Lada dzień w małym gospodarstwie pani Janiny powinny zacząć się wykopki. Ale zbiory będą mizerne, bo dziki zryły niemal sześćdziesiąt procent upraw.
- Zniszczyły nie tylko ziemniaki, ale i zboże. Więcej kosztowało nas wynajęcie kombajnu, który zebrał tę resztkę, jaka się uchowała, niż ona warta - dodaje Adam Poręba, zięć pani Janiny. Ryszard Kobos, prezes Koła Łowieckiego „Ryś”, jest zaskoczony informacją.
- Na bieżąco staramy się reagować na interwencje mieszkańców i szacować straty - zapewnia. Przyznaje, że nie wie, dlaczego do tej pory osoba odpowiedzialna nie zgłosiła się do pani Janiny.
- Obiecuję natychmiast zająć się sprawą i na pewno pomożemy pani, wypłacając jej odszkodowanie - obiecał w rozmowie z „Gazetą Krakowską” Ryszard Kobos.
W ubiegłym sezonie łowczym, który trwa od marca do marca, KŁ „Ryś” wypłaciło 15 tys. zł odszkodowań za zniszczenia dokonane przez dziki.

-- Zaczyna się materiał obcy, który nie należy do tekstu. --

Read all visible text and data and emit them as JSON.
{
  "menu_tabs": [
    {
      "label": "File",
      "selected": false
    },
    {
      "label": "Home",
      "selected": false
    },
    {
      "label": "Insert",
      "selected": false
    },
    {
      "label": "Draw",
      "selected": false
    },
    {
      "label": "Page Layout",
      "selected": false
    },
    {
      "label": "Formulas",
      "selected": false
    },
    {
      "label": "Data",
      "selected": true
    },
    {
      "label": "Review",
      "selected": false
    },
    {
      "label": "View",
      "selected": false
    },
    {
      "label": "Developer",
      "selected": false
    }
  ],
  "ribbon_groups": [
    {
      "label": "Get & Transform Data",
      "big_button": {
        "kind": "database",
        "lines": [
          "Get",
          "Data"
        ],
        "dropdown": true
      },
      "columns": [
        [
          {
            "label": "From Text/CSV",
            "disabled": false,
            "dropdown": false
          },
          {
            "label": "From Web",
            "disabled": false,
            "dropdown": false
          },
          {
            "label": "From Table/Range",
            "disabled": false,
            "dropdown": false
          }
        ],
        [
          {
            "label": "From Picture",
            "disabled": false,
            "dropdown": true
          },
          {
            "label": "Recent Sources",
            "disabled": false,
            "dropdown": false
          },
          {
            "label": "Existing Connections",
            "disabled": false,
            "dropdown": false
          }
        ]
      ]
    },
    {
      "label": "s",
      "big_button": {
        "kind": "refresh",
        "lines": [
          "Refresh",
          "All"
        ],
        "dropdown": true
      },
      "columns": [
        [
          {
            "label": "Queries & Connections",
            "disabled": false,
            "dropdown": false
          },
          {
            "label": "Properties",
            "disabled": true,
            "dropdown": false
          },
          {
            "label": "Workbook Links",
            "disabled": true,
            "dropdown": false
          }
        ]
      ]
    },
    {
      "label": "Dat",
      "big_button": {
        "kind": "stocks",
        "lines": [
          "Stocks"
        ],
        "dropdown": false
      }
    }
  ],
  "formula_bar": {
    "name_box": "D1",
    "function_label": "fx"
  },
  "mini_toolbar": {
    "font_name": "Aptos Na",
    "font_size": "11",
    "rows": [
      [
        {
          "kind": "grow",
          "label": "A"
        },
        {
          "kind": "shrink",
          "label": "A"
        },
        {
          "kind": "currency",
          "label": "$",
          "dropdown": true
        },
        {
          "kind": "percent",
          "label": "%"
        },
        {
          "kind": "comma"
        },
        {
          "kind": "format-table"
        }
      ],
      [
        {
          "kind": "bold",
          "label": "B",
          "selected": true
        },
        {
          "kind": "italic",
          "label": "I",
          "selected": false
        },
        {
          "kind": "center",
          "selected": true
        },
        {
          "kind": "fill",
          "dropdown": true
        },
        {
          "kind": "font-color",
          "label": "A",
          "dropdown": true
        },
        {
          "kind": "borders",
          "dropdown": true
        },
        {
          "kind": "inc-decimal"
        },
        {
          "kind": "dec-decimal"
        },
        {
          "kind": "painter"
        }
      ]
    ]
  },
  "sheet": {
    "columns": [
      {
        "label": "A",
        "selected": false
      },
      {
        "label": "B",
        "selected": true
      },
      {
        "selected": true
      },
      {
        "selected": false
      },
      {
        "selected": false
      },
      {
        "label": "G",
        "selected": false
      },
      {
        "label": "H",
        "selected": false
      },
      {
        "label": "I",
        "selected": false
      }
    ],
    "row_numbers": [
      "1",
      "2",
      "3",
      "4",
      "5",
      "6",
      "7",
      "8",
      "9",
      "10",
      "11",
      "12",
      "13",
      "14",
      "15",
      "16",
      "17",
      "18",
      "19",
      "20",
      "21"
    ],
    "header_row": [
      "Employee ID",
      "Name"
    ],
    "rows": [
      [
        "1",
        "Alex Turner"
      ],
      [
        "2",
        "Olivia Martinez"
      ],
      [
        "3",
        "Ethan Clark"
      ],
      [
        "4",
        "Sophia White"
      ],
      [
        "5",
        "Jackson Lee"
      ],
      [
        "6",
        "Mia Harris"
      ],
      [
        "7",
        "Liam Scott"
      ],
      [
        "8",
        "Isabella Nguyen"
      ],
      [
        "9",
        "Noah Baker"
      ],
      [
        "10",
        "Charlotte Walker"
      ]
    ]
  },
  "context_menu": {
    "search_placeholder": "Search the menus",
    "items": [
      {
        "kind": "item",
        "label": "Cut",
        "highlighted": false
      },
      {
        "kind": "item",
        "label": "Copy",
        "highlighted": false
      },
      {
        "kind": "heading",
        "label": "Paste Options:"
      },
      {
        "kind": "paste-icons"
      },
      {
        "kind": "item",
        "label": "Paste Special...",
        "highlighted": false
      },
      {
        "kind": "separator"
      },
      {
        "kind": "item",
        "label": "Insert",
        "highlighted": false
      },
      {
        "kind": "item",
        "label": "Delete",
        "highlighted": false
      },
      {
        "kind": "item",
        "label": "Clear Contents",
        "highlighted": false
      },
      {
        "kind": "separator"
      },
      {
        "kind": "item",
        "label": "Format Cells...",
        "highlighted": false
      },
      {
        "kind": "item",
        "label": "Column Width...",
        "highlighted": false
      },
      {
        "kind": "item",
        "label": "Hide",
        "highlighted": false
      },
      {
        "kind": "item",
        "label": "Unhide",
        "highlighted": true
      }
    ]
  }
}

Niemal dwa razy tyle wypłaciło KŁ „Żbik” w Nowym Sączu.
- Niestety, dziki dają się we znaki coraz bardziej - mówi prezes „Żbika” Stanisław Malczak. Kobos szacuje, że tylko w dzielnicy Falkowa może ich być około 20.
- Od trzech lat obserwujemy populację, która nauczyła się żyć w mieście - mówi Kobos.
Opowiada, że zwierzęta pojawiają się w okolicach dawnego sklepu Real czy Białego Klasztoru. Podchodzą coraz bliżej osiedli. Łowczy mają problem z pozbyciem się ich, bo nie mogą prowadzić odstrzału w odległości stu metrów od zabudowy.